Regardless of how much can be grasped by persistent scrutiny, you only begin to figure it all out; it is impossible to decipher the piece conceptually within any reasonable length of time. Furthermore, it is impossible to see the entire piece at once either, to grasp any structure visually. You are forced, therefore, to skim through a narrative that cannot be completely followed and which forms a whole that cannot be completely perceived; frame after frame of Darboven’s fine beautiful handwriting, a rhythmic pattern, repeating blocks of letters, numbers and drawing. So you give in, are carried along and left hanging, implying a condescending mysticism: you are never allowed to get through and understand what has happened. The work has an obsessiveness which becomes hermetic and expressionistic, in the uninteresting sense that it seems to be done for the artist’s benefit and no one else’s. LeWitt’s work has sometimes seemed obsessive, but never really obscure because his ideas are single and obvious; the work is accessible. Furthermore, as I indicated in the previous issue, LeWitt’s recent wall drawings have achieved a structure which is more finite and comprehensible than before with a visual clarity which leads one directly into the conceptual nature of the piece. The most accessible sensation in Darboven’s work is the endlessness, the enforced, accumulating obscurity. The piece is actually not endless, but it does not suggest synthesis or concentration; all it does is reflect the activity itself. We remain more involved with Darboven than with the work, with what she does rather than with what the work, free of her, does.

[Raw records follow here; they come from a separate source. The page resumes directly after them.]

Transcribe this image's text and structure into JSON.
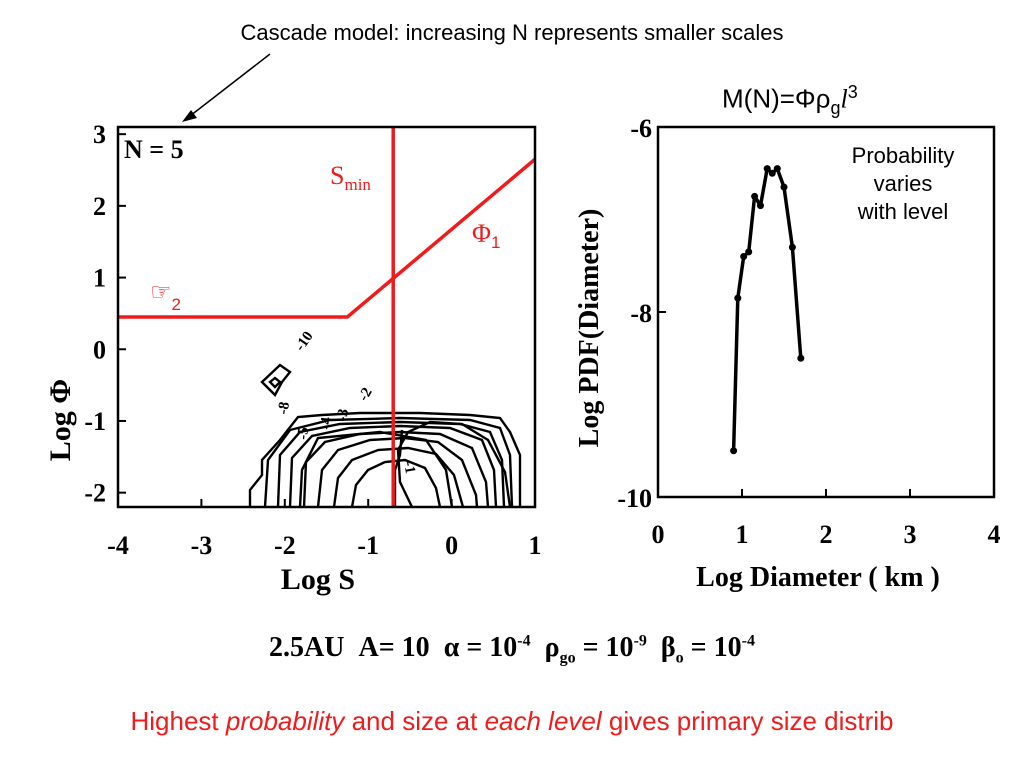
{
  "header": {
    "cascade_note": "Cascade model: increasing N represents smaller scales",
    "formula": {
      "main": "M(N)=Φρ",
      "sub": "g",
      "l": "l",
      "sup": "3"
    },
    "probability_note": [
      "Probability",
      "varies",
      "with level"
    ]
  },
  "params_line": {
    "au": "2.5AU",
    "a": "A= 10",
    "alpha": "α = 10",
    "alpha_exp": "-4",
    "rho": "ρ",
    "rho_sub": "go",
    "rho_val": " = 10",
    "rho_exp": "-9",
    "beta": "β",
    "beta_sub": "o",
    "beta_val": " = 10",
    "beta_exp": "-4"
  },
  "footer": {
    "part1": "Highest ",
    "part2": "probability",
    "part3": " and size at ",
    "part4": "each level",
    "part5": " gives primary size distrib"
  },
  "colors": {
    "accent_red": "#ee1c1c",
    "ink": "#000000",
    "background": "#ffffff"
  },
  "chart_data": [
    {
      "type": "contour",
      "panel_label": "N =  5",
      "xlabel": "Log S",
      "ylabel": "Log Φ",
      "xlim": [
        -4,
        1
      ],
      "ylim": [
        -2.2,
        3.1
      ],
      "xticks": [
        "-4",
        "-3",
        "-2",
        "-1",
        "0",
        "1"
      ],
      "yticks": [
        "3",
        "2",
        "1",
        "0",
        "-1",
        "-2"
      ],
      "contour_labels": [
        "-10",
        "-8",
        "-5",
        "-3",
        "-2",
        "-1",
        "-4"
      ],
      "annotations": {
        "smin_main": "S",
        "smin_sub": "min",
        "phi1_main": "Φ",
        "phi1_sub": "1",
        "phi2_main": "☞",
        "phi2_sub": "2"
      },
      "lines": {
        "smin_logS": -0.7,
        "phi2_logPhi": 0.45,
        "phi2_end_logS": -1.25,
        "phi1_end": [
          1.0,
          2.65
        ]
      }
    },
    {
      "type": "line",
      "xlabel": "Log Diameter ( km )",
      "ylabel": "Log PDF(Diameter)",
      "xlim": [
        0,
        4
      ],
      "ylim": [
        -10,
        -6
      ],
      "xticks": [
        "0",
        "1",
        "2",
        "3",
        "4"
      ],
      "yticks": [
        "-6",
        "-8",
        "-10"
      ],
      "x": [
        0.9,
        0.95,
        1.02,
        1.08,
        1.15,
        1.22,
        1.3,
        1.36,
        1.42,
        1.5,
        1.6,
        1.7
      ],
      "y": [
        -9.5,
        -7.85,
        -7.4,
        -7.35,
        -6.75,
        -6.85,
        -6.45,
        -6.5,
        -6.45,
        -6.65,
        -7.3,
        -8.5
      ]
    }
  ]
}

Lippard’s interesting article on Darboven closed with the suggestion that, whether one likes or understands the processes or not, “the mesmeric sincerity and vigor of Darboven’s work can’t be avoided.” The “sincerity and vigor” are convincing, but I think the work must develop toward a more synthesized, accessible structure. What I find most disturbing about Darboven’s work is not the current lack of development, but the feeling that Darboven may, in fact, be getting exactly what she is after, that the obsession, being local, will not be absorbed or subverted by a larger ambition.